Autour d’une table, quatre individus parlaient de voitures immatriculées en France. Le sujet devenait de plus en plus intéressant d’autant que l’un d’eux paraissait « un véritable connaisseur ».
«Puisque vous êtes une connaissance de mon beau frère, considérez que votre (…) est vendue d’avance. On se donne rendez-vous à (…) dans deux jours. À peine les cafés et le jus sirotés, les individus s’apprêtaient à quitter quand nous interpellons le « revendeur » des voitures « des émigrés ». En un clin d’œil, notre Jeep Grand Cherokee est proposé pour la vente.

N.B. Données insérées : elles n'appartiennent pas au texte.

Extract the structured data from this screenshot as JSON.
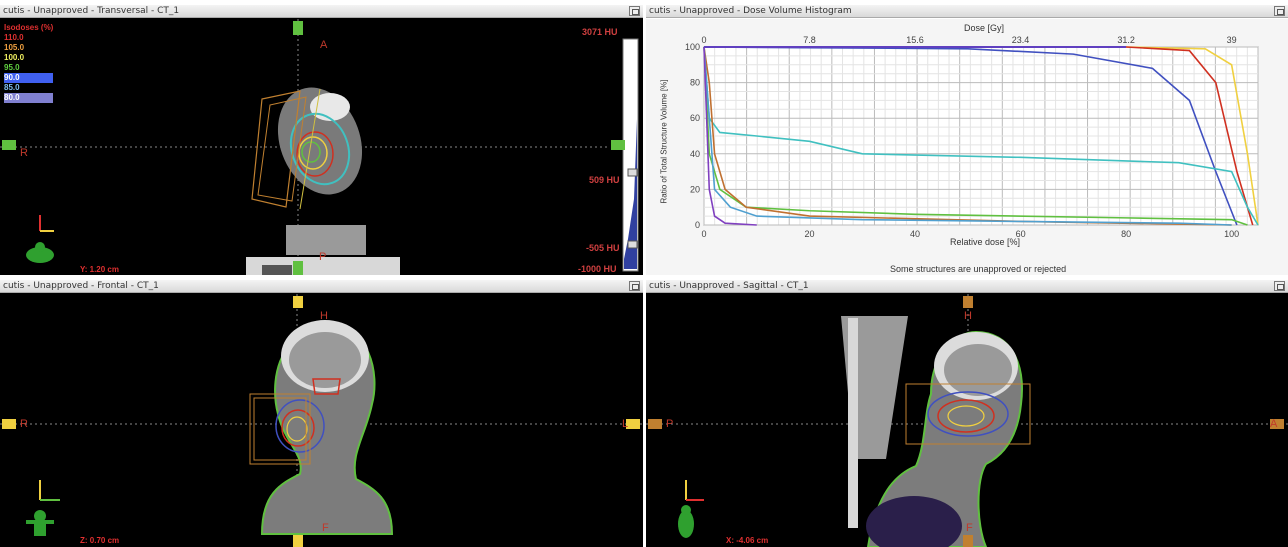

Mais est-ce vraiment aisé de vendre un véhicule immatriculé à Montreuil dont la première année de mise en circulation remonte à…2002?
« Là, c’est mon problème. Ne vous vous faites aucun souci. Tout ce que je vous demande serait de justifier que ce véhicule dont vous parlez, vous appartient et qu’il est de façon régulière en Algérie. Le reste, est de notre ressort », a noté notre interlocuteur. Au lieu de (je), il emploie le (nous). Que comprendre ? Qu’il n’est qu’un maillon d’un autre «réseau » spécialisé pour sa part dans la revente des voitures « européennes». Nous lui laissons (un faux) numéro de téléphone et nous lui promettons de repasser « avec le passeport » pour que lui, pour sa part, « s’arrange pour le reste ». Plus besoin de l’arbre à came. Notre Jeep vient d’être « vendue ».
Un marché qui rapporte mais qui échappe à tout contrôle.
Dans un marché tel que celui de Oued Ksari, de la casse auto, maintes questions restent tout le temps posées. Pas besoin de rappeler qu’il n’est nullement question d’aller chercher à comprendre qui en est le véritable patron quoi que beaucoup de noms soient souvent répétés. Mais il est, par contre légitime de se demander si vraiment les voitures volées n’atterrissent pas de ce côté de la Terre.
En effet, des milliers de voitures sont volées annuellement à travers les quarante huit wilayas. Aucun bilan n’est précis à ce sujet. Ce qui est sûr et même certain c’est que le phénomène prend de l’ampleur. Et les réseaux spécialisés utilisent des moyens de plus en plus sophistiqués. Les services de sécurité parlent de l’utilisation de scanners qui balayent tous les codes électroniques de la voiture pour déverrouiller/reverrouiller les portes sans les abîmer. C’est dire que les voleurs, innovent tout le temps en la matière. « Ils ne sont jamais à cours d’astuces », nous a confié un officier de police.
Tout de même, une question s’impose : Pourquoi est-il si ardu de retrouver une voiture volée ? Pour notre officier : le phénomène est directement lié à la facilité anormale que trouvent les réseaux de vol à écouler ces véhicules. « Je ne peux être plus précis mais des enquêtes menées ici et là, ont malheureusement démontré que la plupart des véhicules volés terminent leur courses dans ce genre de marchés de pièces de rechanges usées », s’est il contenté de dire. « Etant des véritables professionnels, ils (revendeurs et voleurs) brouillent pratiquement toute piste remontant le fil vers eux. Ils sont trop malins. Ils ne laissent rien au hasard », a encore ajouté notre officier.
Pour les connaisseurs : N’importe qui peut écouler ses pièces de rechange dans ce marché sans avoir l’obligation de fournir des documents ou de laisser la moindre trace de l’origine de la marchandise vendue. Il est ainsi clair que le manque d’organisation du marché de la «casse» favorise ce trafic de vol de voitures.